DLPDiggity taps into that in order to find documents containing sensitive information.The tool provides a well-structured interface that allows the user to:. Select the DLPDiggity search queries from the list that can be used to dig Google/Bing search engine for querying for documents. Select the regular expressions that will be used to search through the documents in the target directory for data leaks of sensitive information such as SSN, credit card numbers. Search button to analyze through the documentsFlashDiggity:FlashDiggity automates Google searching/downloading/decompiling/analysis of to identify Flash vulnerabilities and information disclosures.FlashDiggity first leverages the GoogleDiggity tool in order to identify applications for target domains via Google searches, such as. Next, the tool is used to download all of the SWF files in bulk for analysis.
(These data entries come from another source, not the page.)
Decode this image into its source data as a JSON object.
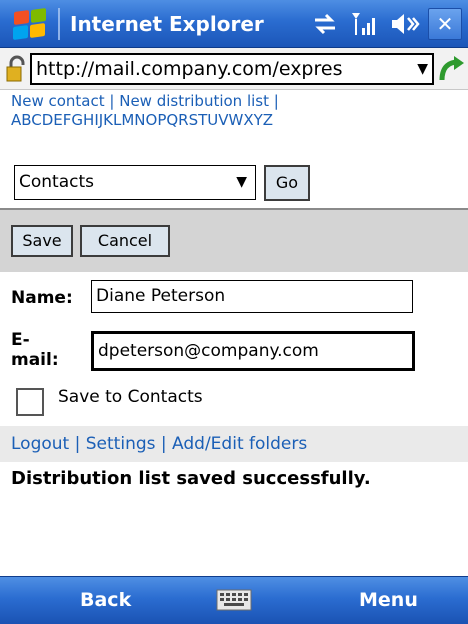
{
  "titlebar": {
    "title": "Internet Explorer",
    "close_label": "✕",
    "colors": {
      "start": "#4e8ee3",
      "end": "#1c56b8"
    }
  },
  "address": {
    "url": "http://mail.company.com/expres",
    "dropdown": "▼"
  },
  "links": {
    "new_contact": "New contact",
    "sep1": " | ",
    "new_distribution_list": "New distribution list",
    "sep2": " |",
    "alphabet": "ABCDEFGHIJKLMNOPQRSTUVWXYZ"
  },
  "folder": {
    "selected": "Contacts",
    "arrow": "▼",
    "go_label": "Go"
  },
  "actions": {
    "save": "Save",
    "cancel": "Cancel"
  },
  "form": {
    "name_label": "Name:",
    "name_value": "Diane Peterson",
    "email_label_1": "E-",
    "email_label_2": "mail:",
    "email_value": "dpeterson@company.com",
    "save_to_contacts": "Save to Contacts",
    "save_to_contacts_checked": false
  },
  "footer_links": {
    "logout": "Logout",
    "settings": "Settings",
    "add_edit_folders": "Add/Edit folders",
    "sep": " | "
  },
  "status_message": "Distribution list saved successfully.",
  "softkeys": {
    "left": "Back",
    "right": "Menu"
  },
  "icons": [
    "windows-logo-icon",
    "lock-icon",
    "go-arrow-icon",
    "connectivity-icon",
    "signal-icon",
    "volume-icon",
    "close-icon",
    "keyboard-icon"
  ]
}
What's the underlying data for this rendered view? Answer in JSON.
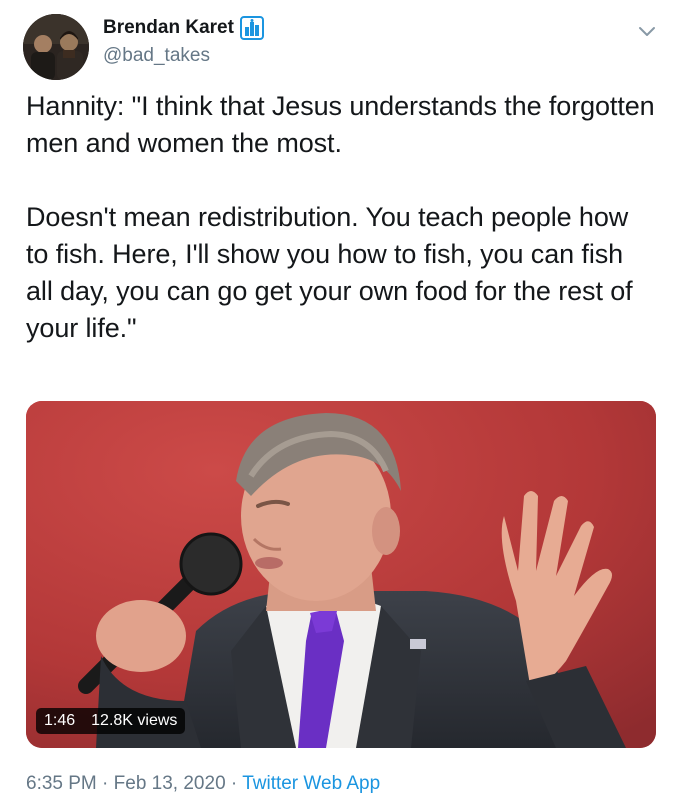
{
  "tweet": {
    "author_name": "Brendan Karet",
    "author_handle": "@bad_takes",
    "badge_icon": "building-icon",
    "menu_icon": "chevron-down-icon",
    "text": "Hannity: \"I think that Jesus understands the forgotten men and women the most.\n\nDoesn't mean redistribution. You teach people how to fish. Here, I'll show you how to fish, you can fish all day, you can go get your own food for the rest of your life.\"",
    "media": {
      "duration": "1:46",
      "views": "12.8K views"
    },
    "time": "6:35 PM",
    "separator": "·",
    "date": "Feb 13, 2020",
    "source": "Twitter Web App"
  },
  "colors": {
    "text": "#14171a",
    "muted": "#657786",
    "link": "#1b95e0",
    "badge": "#1b95e0",
    "video_bg": "#b8393a"
  }
}
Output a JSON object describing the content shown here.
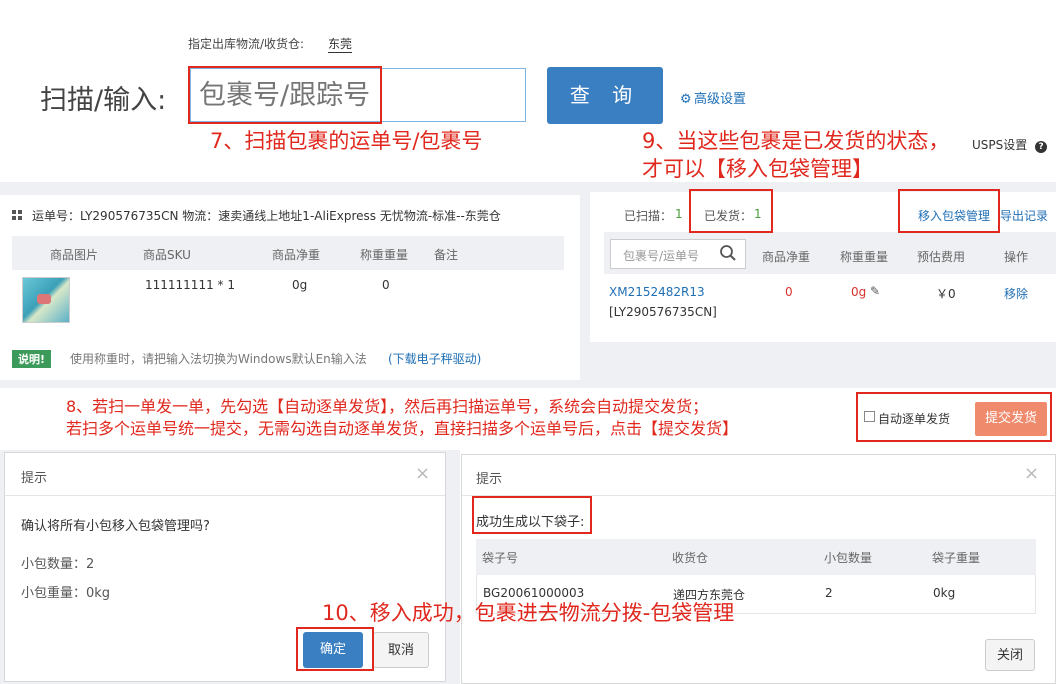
{
  "top": {
    "warehouse_label": "指定出库物流/收货仓:",
    "warehouse_value": "东莞",
    "scan_label": "扫描/输入:",
    "scan_placeholder": "包裹号/跟踪号",
    "query_button": "查 询",
    "advanced_settings": "高级设置",
    "usps_settings": "USPS设置",
    "help_icon": "question-circle-icon"
  },
  "annotations": {
    "a7": "7、扫描包裹的运单号/包裹号",
    "a9_line1": "9、当这些包裹是已发货的状态，",
    "a9_line2": "才可以【移入包袋管理】",
    "a8_line1": "8、若扫一单发一单，先勾选【自动逐单发货】，然后再扫描运单号，系统会自动提交发货；",
    "a8_line2": "若扫多个运单号统一提交，无需勾选自动逐单发货，直接扫描多个运单号后，点击【提交发货】",
    "a10": "10、移入成功，包裹进去物流分拨-包袋管理"
  },
  "left_panel": {
    "info_line": "运单号：LY290576735CN  物流：速卖通线上地址1-AliExpress 无忧物流-标准--东莞仓",
    "headers": [
      "商品图片",
      "商品SKU",
      "商品净重",
      "称重重量",
      "备注"
    ],
    "row": {
      "sku": "111111111 * 1",
      "net_weight": "0g",
      "weighed": "0"
    },
    "notice_badge": "说明!",
    "notice_text": "使用称重时，请把输入法切换为Windows默认En输入法",
    "notice_link": "(下载电子秤驱动)"
  },
  "right_panel": {
    "scanned_label": "已扫描：",
    "scanned_count": "1",
    "shipped_label": "已发货：",
    "shipped_count": "1",
    "move_bag_link": "移入包袋管理",
    "export_link": "导出记录",
    "search_placeholder": "包裹号/运单号",
    "headers": [
      "商品净重",
      "称重重量",
      "预估费用",
      "操作"
    ],
    "row": {
      "package_no": "XM2152482R13",
      "tracking_no": "[LY290576735CN]",
      "net_weight": "0",
      "weighed": "0g",
      "fee": "￥0",
      "action": "移除"
    },
    "auto_ship_label": "自动逐单发货",
    "submit_button": "提交发货"
  },
  "dialog_left": {
    "title": "提示",
    "question": "确认将所有小包移入包袋管理吗?",
    "count_label": "小包数量：2",
    "weight_label": "小包重量：0kg",
    "ok_button": "确定",
    "cancel_button": "取消"
  },
  "dialog_right": {
    "title": "提示",
    "success_text": "成功生成以下袋子:",
    "headers": [
      "袋子号",
      "收货仓",
      "小包数量",
      "袋子重量"
    ],
    "row": {
      "bag_no": "BG20061000003",
      "warehouse": "递四方东莞仓",
      "count": "2",
      "weight": "0kg"
    },
    "close_button": "关闭"
  },
  "colors": {
    "primary": "#3a7fc1",
    "annotation_red": "#e0281e",
    "submit_orange": "#f08a6c",
    "green_badge": "#3c9b5b",
    "count_green": "#4a9d3c",
    "link_blue": "#1f6fb5",
    "red_value": "#d9322e"
  }
}
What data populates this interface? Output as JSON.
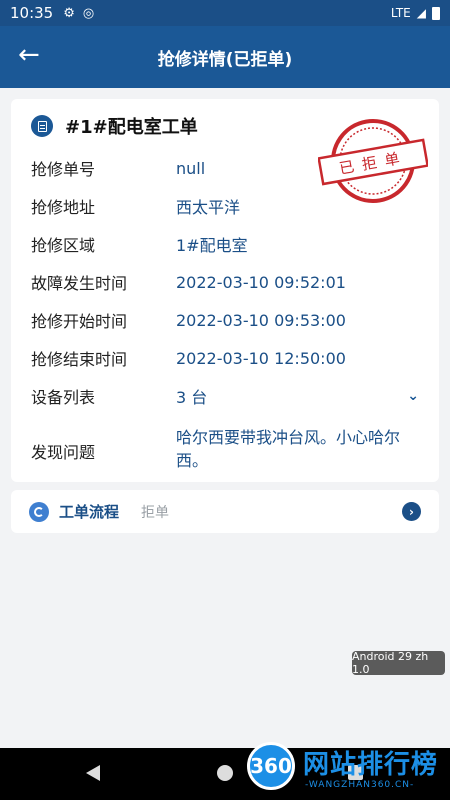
{
  "status_bar": {
    "time": "10:35",
    "network": "LTE"
  },
  "app_bar": {
    "title": "抢修详情(已拒单)"
  },
  "work_order": {
    "title": "#1#配电室工单",
    "stamp_text": "已拒单",
    "fields": [
      {
        "label": "抢修单号",
        "value": "null"
      },
      {
        "label": "抢修地址",
        "value": "西太平洋"
      },
      {
        "label": "抢修区域",
        "value": "1#配电室"
      },
      {
        "label": "故障发生时间",
        "value": "2022-03-10 09:52:01"
      },
      {
        "label": "抢修开始时间",
        "value": "2022-03-10 09:53:00"
      },
      {
        "label": "抢修结束时间",
        "value": "2022-03-10 12:50:00"
      }
    ],
    "device_list": {
      "label": "设备列表",
      "value": "3 台"
    },
    "problem": {
      "label": "发现问题",
      "value": "哈尔西要带我冲台风。小心哈尔西。"
    }
  },
  "flow": {
    "title": "工单流程",
    "status": "拒单"
  },
  "toast": {
    "text": "Android 29 zh 1.0"
  },
  "watermark": {
    "logo": "360",
    "text": "网站排行榜",
    "sub": "-WANGZHAN360.CN-"
  },
  "colors": {
    "primary": "#1b5896",
    "status_bar": "#1b4f87",
    "value_text": "#1b4f87",
    "stamp_red": "#c8282d"
  }
}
The SWF files are disassembled back to their original source code, and then analyzed for code-based vulnerabilities.The tool provides a well-structured interface that allows the user to:. Select the FlashDiggity search queries from the list that can be used to dig Google search engine for querying for documents. Select the regular expressions that will be used to search through the ActionScript of decompiled SWF Flash files for code-based vulnerabilities and information disclosures.
Search button to decompile and analyze the SWF files.